Una armonía única y mágica
Al principio, los duendes y algunas hadas querían llevar la delantera y no se lograban ubicar; algunos se fueron furiosos y golpearon a varios al abandonar la iniciativa de participar en la misma posición sin competir ni ganar. Otros se tropezaron al comenzar, pero, poco a poco, la danza fue sintonizando a todos y se logró una armonía única y mágica que los hizo darse cuenta de que se necesitaban y que podían entender sin pelear ni destruir la realidad. Al medio de la ronda, fueron capaces de ver a la creación sonriendo de felicidad. Al dejar de acaparar surgía la abundancia material; la comida y el espacio alcanzaba para todos y los más débiles y viejitos también podían participar.

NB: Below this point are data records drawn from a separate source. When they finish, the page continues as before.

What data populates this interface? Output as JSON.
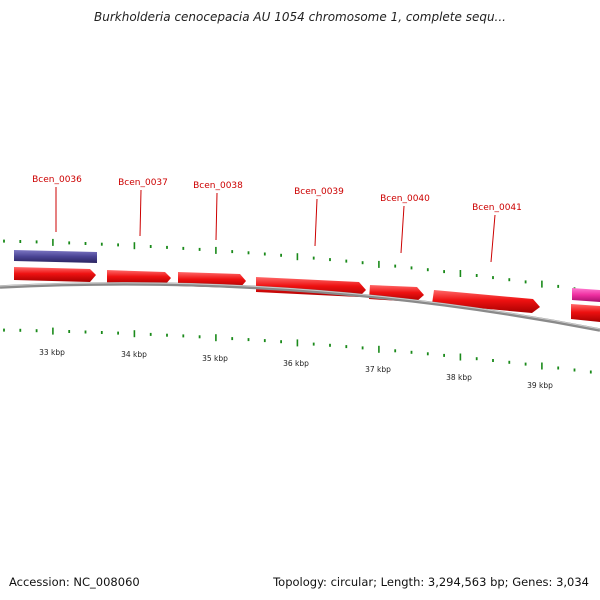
{
  "title": "Burkholderia cenocepacia AU 1054 chromosome 1, complete sequ...",
  "footer": {
    "accession": "Accession: NC_008060",
    "summary": "Topology: circular; Length: 3,294,563 bp; Genes: 3,034"
  },
  "colors": {
    "cds": "#ee1111",
    "other_feature": "#4a4494",
    "third_feature": "#ee2fa0",
    "ticks": "#1a8a1a",
    "label": "#cc0000",
    "backbone": "#888888"
  },
  "ruler_labels": [
    "33 kbp",
    "34 kbp",
    "35 kbp",
    "36 kbp",
    "37 kbp",
    "38 kbp",
    "39 kbp"
  ],
  "gene_labels": [
    "Bcen_0036",
    "Bcen_0037",
    "Bcen_0038",
    "Bcen_0039",
    "Bcen_0040",
    "Bcen_0041"
  ]
}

Tanto que la abuela nuez se puso a saltar llena de gozo y los hizo reír a todos a carcajadas.
“¿Qué hiciste, niña mía, para producir un milagro igual?”, le preguntó la anciana apenas pararon para descansar. “Solo convencí a las hadas que las cosas no tenían por qué perpetuarse igual; había cosas muy buenas, pero otras que definitivamente estaban mal, como el poder de los duendes sobre el resto y su falta de colaboración y sensibilidad. Por eso, los invité a ubicarse en un círculo espiritual donde se dieron cuenta de que eran mucho más felices si compartían con los demás. Por primera vez no se sentían solos y vivenciaron el amor real. A los que no entendieron este mensaje, los dejé en libertad; siempre habrá algunos más reacios y que nos tensionarán a crear más ideas para unirnos y amar de verdad”, dijo la hadita radiante de una felicidad que desconocía, pero que la hacía verse del mismo color del sol y de la naturaleza al despertar.
¿Tiempo de mandar?
“¿Ha llegado el tiempo entonces en que las hadas vamos a mandar?”, sostuvo la abuela, que era dura de cabeza y aún no lograba entender lo que su nieta le trataba de explicar. “Ay, abuela, todo lo contrario, en realidad. Ha llegado el tiempo en que hadas y duendes nos pongamos de acuerdo para el mayor bienestar de todos, sin dejar a nadie atrás. Es tiempo de rondas, de bailes nuevos, donde la diversidad sea claramente una riqueza y no una dificultad. Es tiempo de escuchar, de diálogos fraternos y de mucho buen humor para no destruirnos más. Así, todos seguiremos viviendo los mismos conflictos, pero los podremos resolver mejor al hablar y, de paso, cuidaremos nuestra casa y la dejaremos descansar de tanto abuso y falta de sensibilidad”.
“La única duda que tengo, hadita de mi alma, es cómo vas a lograr mantener esta ronda en la eternidad; eres demasiado pequeña y frágil para una tarea tan grande y con tanta adversidad”, cuestionó la abuela. Y recibió la gran respuesta: “Jamás he pensado hacerlo sola abuela; porque, efectivamente, soy minúscula en la totalidad; yo solo despierto en cada cual su propio potencial. La magia habita en duendes y hadas y se activa al amar de verdad”.
Dedicado a todas las mujeres, madres, abuelas, esposas e hijas de la guerra que están sufriendo en la actualidad.